- 28 May 2015 11:45 AM
The family was profoundly patriotic, and Ödön was raised in this atmosphere, so his lifelong political and intellectual views were defined by his support for independence. This had a powerful influence on the way his art developed, and may have motivated his efforts to create a “Hungarian language of form”.
Lechner started his higher education at the polytechnic in Buda. He was persuaded by his teacher, Antal Szkalnitzky, to continue his studies at the Bauakademie (Academy of Architecture) in Berlin from 1866. Upon his return to Hungary, Ödön Lechner entered into a partnership with his former fellow student, Gyula Pártos.
Between them, Lechner was the leading intellect, while Pártos kept the practical matters of the office under control. They initially received commissions to design residential properties. Their style was marked by the Italian Renaissance they had learnt in Berlin, combined with occasional Hellenistic elements.
After a three-year stay in France, he again returned home at the end of 1878. His career continued on its upward trajectory, culminating in the design of several prestigious public buildings in the 1890s. Thereafter he was confined to the background of official architectural life, even as he was chosen by the new, younger generation of architects as their leading figure. With their help, and later through them, his work arrived at the threshold of modernism.
This exhibition presents the whole scope of the work of the architect Ödön Lechner. Special attention is paid to five major works, nominated for UNESCO World Heritage Site status: the Kecskemét City Hall, the parish church of Budapest-Kőbánya, the Museum of Applied Arts, the Institute of Geology, and the Postal Savings Bank.

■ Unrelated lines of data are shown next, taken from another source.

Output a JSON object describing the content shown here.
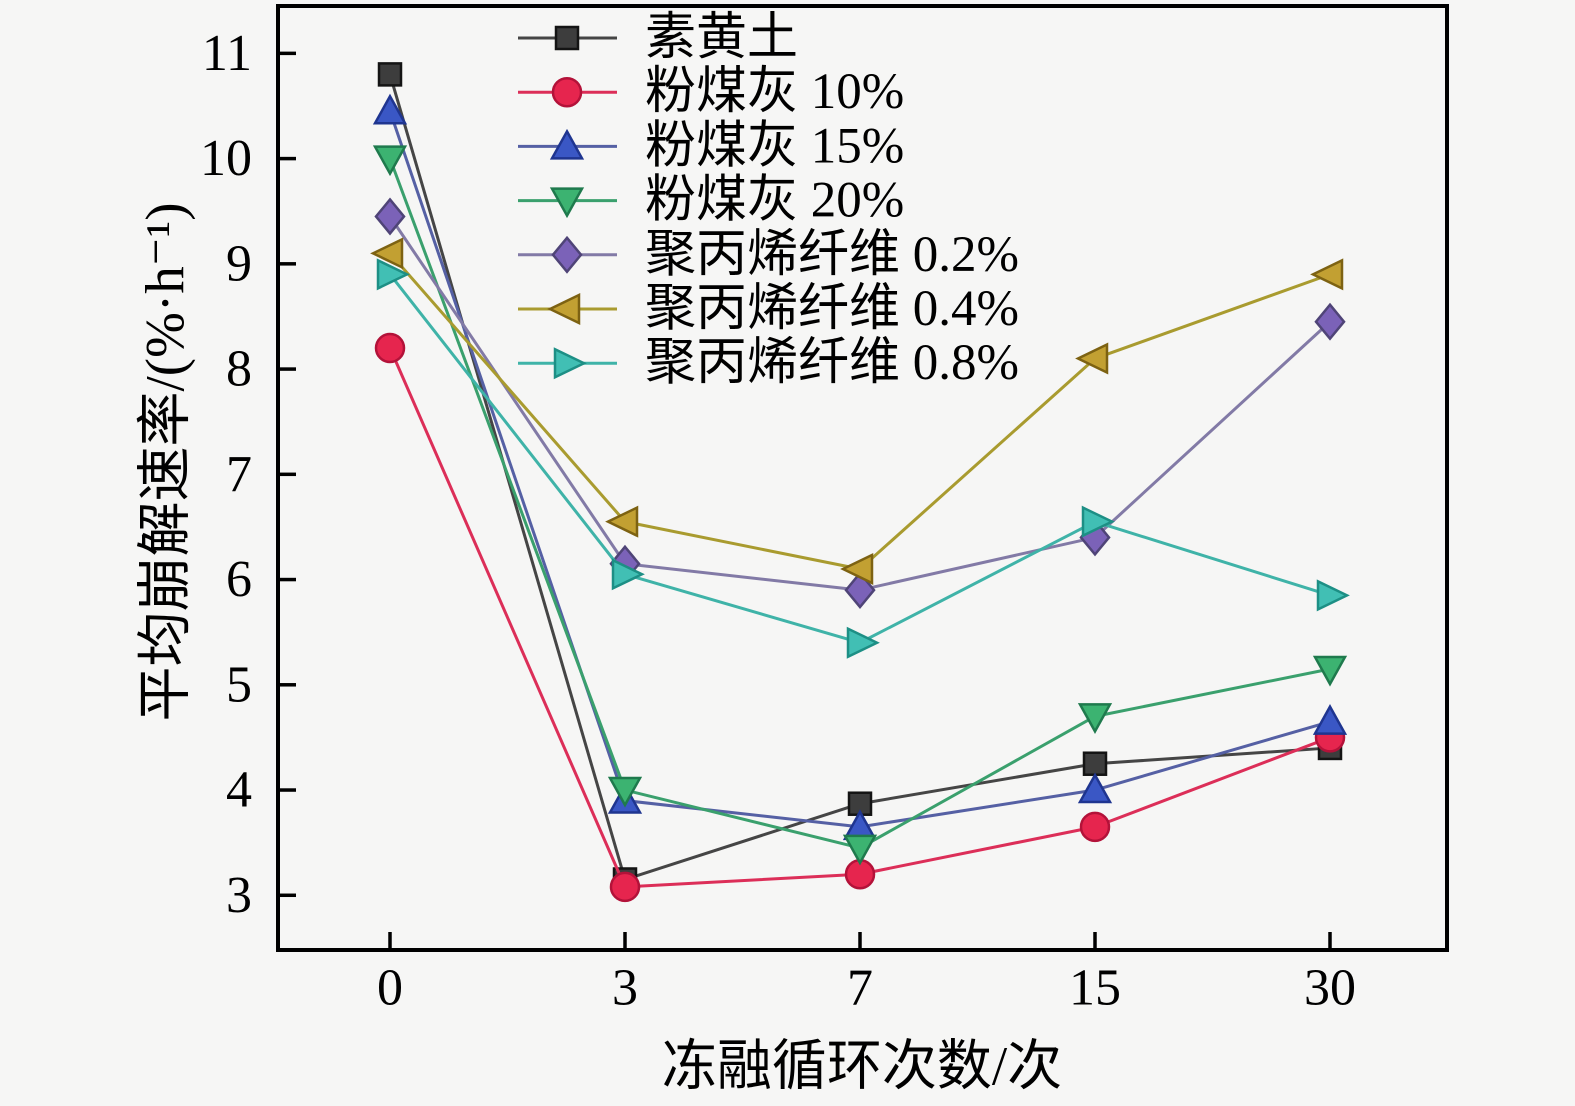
{
  "figure": {
    "background": "#f6f6f5",
    "axis_color": "#000000"
  },
  "chart_data": {
    "type": "line",
    "title": "",
    "xlabel": "冻融循环次数/次",
    "ylabel": "平均崩解速率/(%·h⁻¹)",
    "x_categories": [
      "0",
      "3",
      "7",
      "15",
      "30"
    ],
    "x_values": [
      0,
      3,
      7,
      15,
      30
    ],
    "y_ticks": [
      "3",
      "4",
      "5",
      "6",
      "7",
      "8",
      "9",
      "10",
      "11"
    ],
    "ylim": [
      2.48,
      11.45
    ],
    "grid": false,
    "legend_position": "inside-top-left",
    "series": [
      {
        "name": "素黄土",
        "marker": "square",
        "marker_color": "#3d3d3d",
        "marker_edge": "#141414",
        "line_color": "#454545",
        "values": [
          10.8,
          3.15,
          3.87,
          4.25,
          4.4
        ]
      },
      {
        "name": "粉煤灰 10%",
        "marker": "circle",
        "marker_color": "#e6254e",
        "marker_edge": "#b31239",
        "line_color": "#dc2e58",
        "values": [
          8.2,
          3.08,
          3.2,
          3.65,
          4.5
        ]
      },
      {
        "name": "粉煤灰 15%",
        "marker": "triangle-up",
        "marker_color": "#3a57c5",
        "marker_edge": "#1f3590",
        "line_color": "#5560a4",
        "values": [
          10.45,
          3.9,
          3.65,
          4.0,
          4.65
        ]
      },
      {
        "name": "粉煤灰 20%",
        "marker": "triangle-down",
        "marker_color": "#3cb371",
        "marker_edge": "#1f7a4d",
        "line_color": "#3aa06d",
        "values": [
          10.0,
          4.0,
          3.45,
          4.7,
          5.15
        ]
      },
      {
        "name": "聚丙烯纤维 0.2%",
        "marker": "diamond",
        "marker_color": "#7b62b8",
        "marker_edge": "#4f4477",
        "line_color": "#827aa6",
        "values": [
          9.45,
          6.15,
          5.9,
          6.4,
          8.45
        ]
      },
      {
        "name": "聚丙烯纤维 0.4%",
        "marker": "triangle-left",
        "marker_color": "#c2a032",
        "marker_edge": "#7d6212",
        "line_color": "#a99b2f",
        "values": [
          9.1,
          6.55,
          6.1,
          8.1,
          8.9
        ]
      },
      {
        "name": "聚丙烯纤维 0.8%",
        "marker": "triangle-right",
        "marker_color": "#41bfb4",
        "marker_edge": "#1d8f85",
        "line_color": "#3fb3a8",
        "values": [
          8.9,
          6.05,
          5.4,
          6.55,
          5.85
        ]
      }
    ]
  }
}
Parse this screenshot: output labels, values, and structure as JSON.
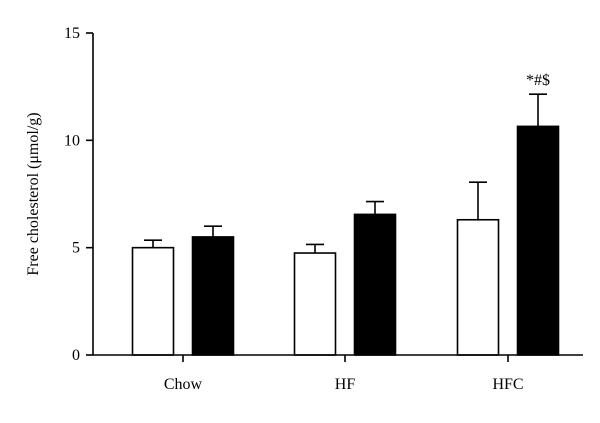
{
  "chart_data": {
    "type": "bar",
    "categories": [
      "Chow",
      "HF",
      "HFC"
    ],
    "ylabel": "Free cholesterol (μmol/g)",
    "ylim": [
      0,
      15
    ],
    "yticks": [
      0,
      5,
      10,
      15
    ],
    "grid": false,
    "series": [
      {
        "fill": "#ffffff",
        "values": [
          5.0,
          4.75,
          6.3
        ],
        "error": [
          0.35,
          0.4,
          1.75
        ]
      },
      {
        "fill": "#000000",
        "values": [
          5.5,
          6.55,
          10.65
        ],
        "error": [
          0.5,
          0.6,
          1.5
        ]
      }
    ],
    "annotations": [
      {
        "category": "HFC",
        "series": 1,
        "text": "*#$"
      }
    ]
  }
}
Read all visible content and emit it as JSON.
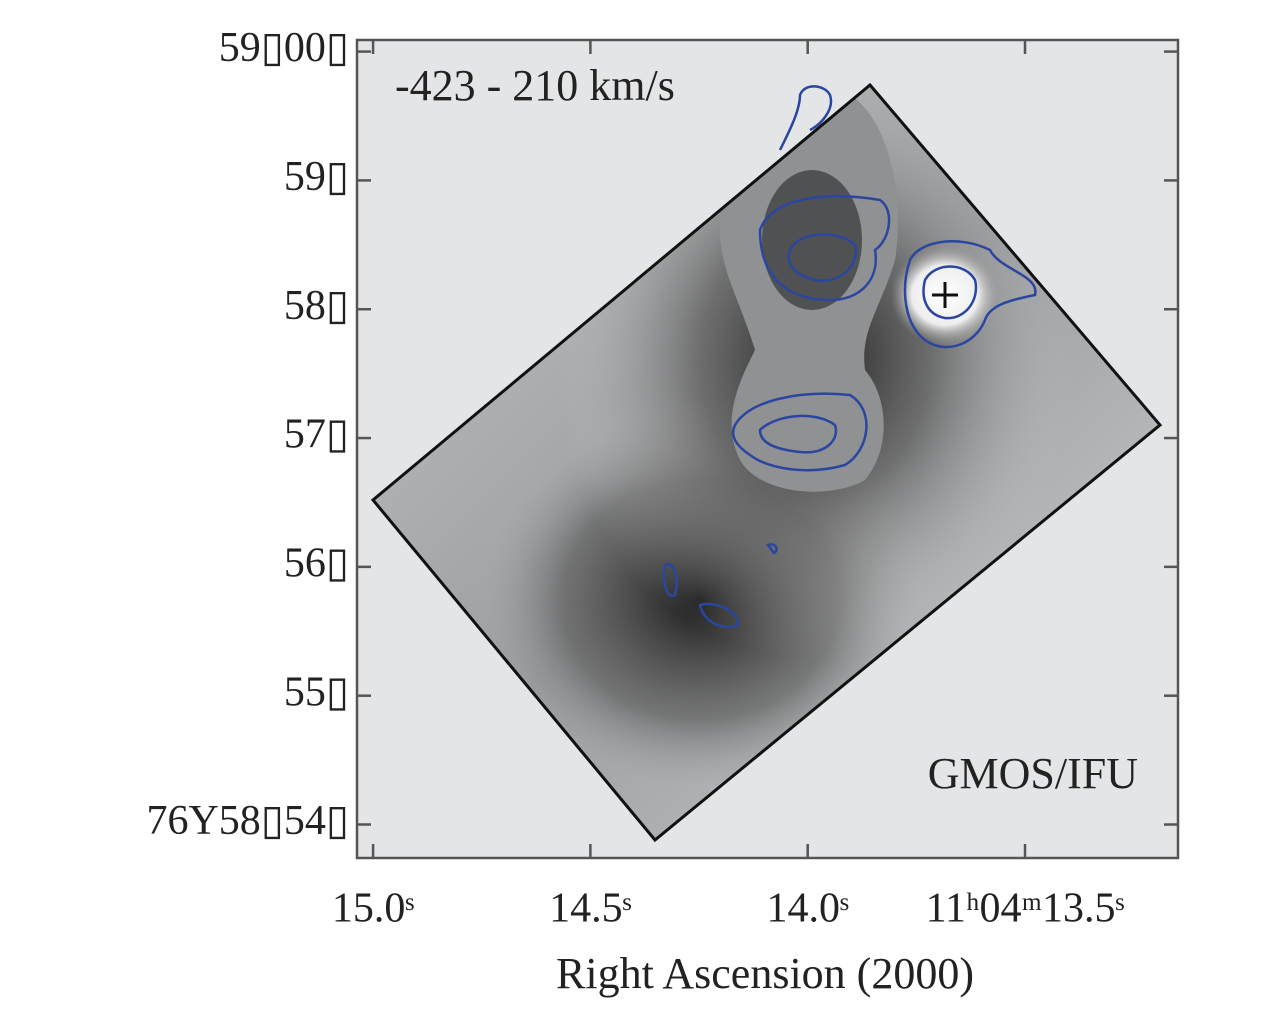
{
  "chart_data": {
    "type": "image",
    "title": "-423 - 210 km/s",
    "annotation": "GMOS/IFU",
    "xlabel": "Right Ascension (2000)",
    "xlim": [
      15.037,
      13.148
    ],
    "xticks": [
      {
        "value": 15.0,
        "label": "15.0ˢ"
      },
      {
        "value": 14.5,
        "label": "14.5ˢ"
      },
      {
        "value": 14.0,
        "label": "14.0ˢ"
      },
      {
        "value": 13.5,
        "label": "11ʰ04ᵐ13.5ˢ"
      }
    ],
    "ylim": [
      53.74,
      60.09
    ],
    "yticks": [
      {
        "value": 54,
        "label": "76Y58▯54▯"
      },
      {
        "value": 55,
        "label": "55▯"
      },
      {
        "value": 56,
        "label": "56▯"
      },
      {
        "value": 57,
        "label": "57▯"
      },
      {
        "value": 58,
        "label": "58▯"
      },
      {
        "value": 59,
        "label": "59▯"
      },
      {
        "value": 60,
        "label": "59▯00▯"
      }
    ]
  }
}
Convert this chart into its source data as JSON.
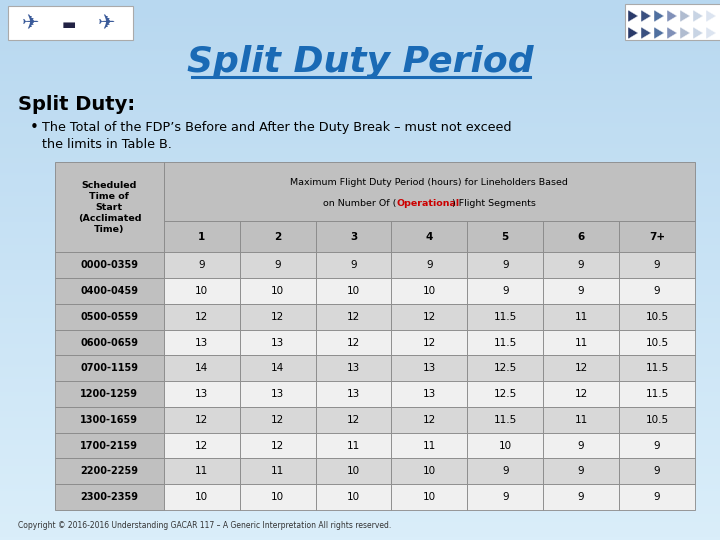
{
  "title": "Split Duty Period",
  "subtitle_heading": "Split Duty:",
  "bullet_line1": "The Total of the FDP’s Before and After the Duty Break – must not exceed",
  "bullet_line2": "the limits in Table B.",
  "header_label": "Scheduled\nTime of\nStart\n(Acclimated\nTime)",
  "header_span1": "Maximum Flight Duty Period (hours) for Lineholders Based",
  "header_span2a": "on Number Of (",
  "header_span2b": "Operational",
  "header_span2c": ") Flight Segments",
  "col_headers": [
    "1",
    "2",
    "3",
    "4",
    "5",
    "6",
    "7+"
  ],
  "row_labels": [
    "0000-0359",
    "0400-0459",
    "0500-0559",
    "0600-0659",
    "0700-1159",
    "1200-1259",
    "1300-1659",
    "1700-2159",
    "2200-2259",
    "2300-2359"
  ],
  "table_data": [
    [
      9,
      9,
      9,
      9,
      9,
      9,
      9
    ],
    [
      10,
      10,
      10,
      10,
      9,
      9,
      9
    ],
    [
      12,
      12,
      12,
      12,
      11.5,
      11,
      10.5
    ],
    [
      13,
      13,
      12,
      12,
      11.5,
      11,
      10.5
    ],
    [
      14,
      14,
      13,
      13,
      12.5,
      12,
      11.5
    ],
    [
      13,
      13,
      13,
      13,
      12.5,
      12,
      11.5
    ],
    [
      12,
      12,
      12,
      12,
      11.5,
      11,
      10.5
    ],
    [
      12,
      12,
      11,
      11,
      10,
      9,
      9
    ],
    [
      11,
      11,
      10,
      10,
      9,
      9,
      9
    ],
    [
      10,
      10,
      10,
      10,
      9,
      9,
      9
    ]
  ],
  "bg_top": "#b8d8f0",
  "bg_bottom": "#daeefa",
  "table_header_bg": "#c0c0c0",
  "table_even_bg": "#d8d8d8",
  "table_odd_bg": "#f0f0f0",
  "title_color": "#1a6ab5",
  "operational_color": "#cc0000",
  "copyright": "Copyright © 2016-2016 Understanding GACAR 117 – A Generic Interpretation All rights reserved."
}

Visitors can familiarise themselves with these through the architect’s original plans and drawings, as well as period and modern photographs. Working drawings of the ornaments so crucial to Lechner’s work, the publications which inspired him, and examples of the Zsolnay ceramic in which they were realized are also presented. One of the rooms evokes the world of the Japan Coffee House, Lechner’s second home, another acommodates a panoramic movie of his major works.
The exhibition is accompanied by a book, which consists of an introductory essay, pictures and the list of exhibited objects. The pictures, especially numerous, are partly reproductions of Lechner’s plans and drawings, partly modern photographs, specifically produced for the book and exhibition.
This book, a joint publication of the Museum of Applied Arts and the Institute of Art History, Research Centre for the Humanities of the Hungarian Academy of Sciences, coordinated and edited by József Sisa of the Hungarian Academy of Sciences, will be published in both a Hungarian and an English version.